Ilustração: Adão Conde
A vida numa cidade é feita de um tecido heterogéneo de experiências. De obrigações profissionais ou académicas e de uma existência pessoal. De rotinas, deveres e burocracias, mas também de prazeres. De pequenas e grandes coisas. De encontros e desencontros. Uns memoráveis, outros nem tanto. A observação clínica da banalidade do quotidiano, mesmo que domingueiro, pode bem servir para nos revelar um certo absurdo dessa vivência. Foi o que fez o leitor Carlos Reis nesta crónica, ilustrada por Adão Conde.
Munido de dois empregados de mesa, sendo que um era simpático, sorridente e afável e o outro potencialmente áspero e antipático, logo haveria de me calhar o segundo, o qual assim que entrei, solitário, me despachou imediatamente e em voz de comando, para uma mesa esconsa e funda, desprovida de luz e de paisagem.
No minuto seguinte, o restaurante, que estava vazio e transparente quando o inaugurei, encheu-se de terceiras idades de ambos os sexos, com um predomínio geral autoritário e administrativo do sexo feminino, que comandava com soberania e competência a invasão e a ocupação das mesas.
Perto de mim, uma dessas forças vivas ralhava com o taciturno, silencioso e desistente esposo, propondo-lhe comportamentos e repreendendo-o com autoridade – tira os óculos, para que é que precisas deles agora, chega-te para a frente, endireita a cabeça, não te encostes à cadeira do senhor – depois de ter decidido discricionária e soberanamente sobre a ementa de ambos.
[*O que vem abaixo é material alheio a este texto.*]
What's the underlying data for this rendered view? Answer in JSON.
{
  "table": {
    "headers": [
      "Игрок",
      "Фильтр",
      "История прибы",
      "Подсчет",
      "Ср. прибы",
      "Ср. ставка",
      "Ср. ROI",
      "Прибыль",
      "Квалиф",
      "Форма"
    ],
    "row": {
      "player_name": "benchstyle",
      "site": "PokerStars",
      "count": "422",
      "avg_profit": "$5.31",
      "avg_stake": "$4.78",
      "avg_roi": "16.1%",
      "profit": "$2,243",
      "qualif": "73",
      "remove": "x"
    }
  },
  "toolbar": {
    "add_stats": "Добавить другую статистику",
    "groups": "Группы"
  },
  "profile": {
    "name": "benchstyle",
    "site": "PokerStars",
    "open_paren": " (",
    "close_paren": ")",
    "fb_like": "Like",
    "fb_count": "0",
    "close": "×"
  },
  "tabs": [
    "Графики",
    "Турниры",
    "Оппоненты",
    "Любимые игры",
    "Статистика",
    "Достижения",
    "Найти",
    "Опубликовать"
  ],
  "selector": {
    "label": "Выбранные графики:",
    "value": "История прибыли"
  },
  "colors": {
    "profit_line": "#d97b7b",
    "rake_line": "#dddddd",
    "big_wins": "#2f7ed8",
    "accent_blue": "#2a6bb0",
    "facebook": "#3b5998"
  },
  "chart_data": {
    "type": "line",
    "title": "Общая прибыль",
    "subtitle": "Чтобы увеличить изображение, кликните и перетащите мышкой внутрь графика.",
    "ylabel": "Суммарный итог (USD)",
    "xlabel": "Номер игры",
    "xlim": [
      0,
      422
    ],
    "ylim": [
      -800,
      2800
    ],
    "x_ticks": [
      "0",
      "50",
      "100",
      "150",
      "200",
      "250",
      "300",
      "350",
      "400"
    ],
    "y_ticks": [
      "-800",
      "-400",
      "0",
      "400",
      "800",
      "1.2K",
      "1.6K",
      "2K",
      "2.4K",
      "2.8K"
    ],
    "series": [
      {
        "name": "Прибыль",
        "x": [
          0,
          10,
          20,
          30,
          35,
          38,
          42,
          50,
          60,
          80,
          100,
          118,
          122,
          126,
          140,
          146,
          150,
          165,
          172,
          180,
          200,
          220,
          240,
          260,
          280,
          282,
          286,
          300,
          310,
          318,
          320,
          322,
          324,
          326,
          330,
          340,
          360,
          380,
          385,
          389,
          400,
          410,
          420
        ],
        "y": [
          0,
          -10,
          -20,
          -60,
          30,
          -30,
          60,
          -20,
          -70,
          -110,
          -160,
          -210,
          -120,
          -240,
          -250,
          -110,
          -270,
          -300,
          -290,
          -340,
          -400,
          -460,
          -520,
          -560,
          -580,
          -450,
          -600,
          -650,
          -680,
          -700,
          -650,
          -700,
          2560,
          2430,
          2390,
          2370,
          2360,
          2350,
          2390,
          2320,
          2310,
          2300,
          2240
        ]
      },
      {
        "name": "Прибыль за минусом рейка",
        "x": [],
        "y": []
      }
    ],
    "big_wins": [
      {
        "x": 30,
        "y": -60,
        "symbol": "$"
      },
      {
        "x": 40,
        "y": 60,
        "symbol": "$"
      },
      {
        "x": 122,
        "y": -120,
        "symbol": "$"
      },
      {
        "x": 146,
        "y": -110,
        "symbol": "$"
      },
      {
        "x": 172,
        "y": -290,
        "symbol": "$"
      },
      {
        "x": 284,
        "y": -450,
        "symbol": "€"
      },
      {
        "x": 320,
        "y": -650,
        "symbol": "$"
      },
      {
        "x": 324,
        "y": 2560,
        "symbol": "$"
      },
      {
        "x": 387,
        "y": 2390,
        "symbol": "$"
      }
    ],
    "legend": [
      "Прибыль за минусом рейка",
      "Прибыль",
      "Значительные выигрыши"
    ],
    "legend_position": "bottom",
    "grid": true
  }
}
Reparei numa outra mesa com três idades, um casal de pais, avós e sogros em simultâneo e o marido e também genro que se marimbava para a jovem esposa, sentando-se longe dela, tão jovem e já tão triste, ela, que tinha simultaneamente de atentar nos perigosos comportamentos do miúdo de ambos (dar-lhe de comer, sozinha ou com uma ajuda vaga da mãe-avó) e manter alguma conversação circunstancial. Miúdo esse que, além do mais, falava alto que se fartava, excitado que estava, assim no meio de um restaurante de crescidos, procurando, com uma infantil e honesta busca de atenção de que andaria com certeza arredado ao longo da semana, chamar essa mesma atenção para a sua recente existência.
Reparei também, e já um pouco tarde de mais, na posta de peixe-espada que entretanto encomendara – discreta, timidamente descongelada e cuja textura e consistência amolecida se coadunava, harmoniosa, com uma espécie de feijão esverdeado, no pequeno mar interior que constituía a bandeja em que ambos navegavam.
Bebi café, não dei gorjeta, levantei-me e penetrei no frio.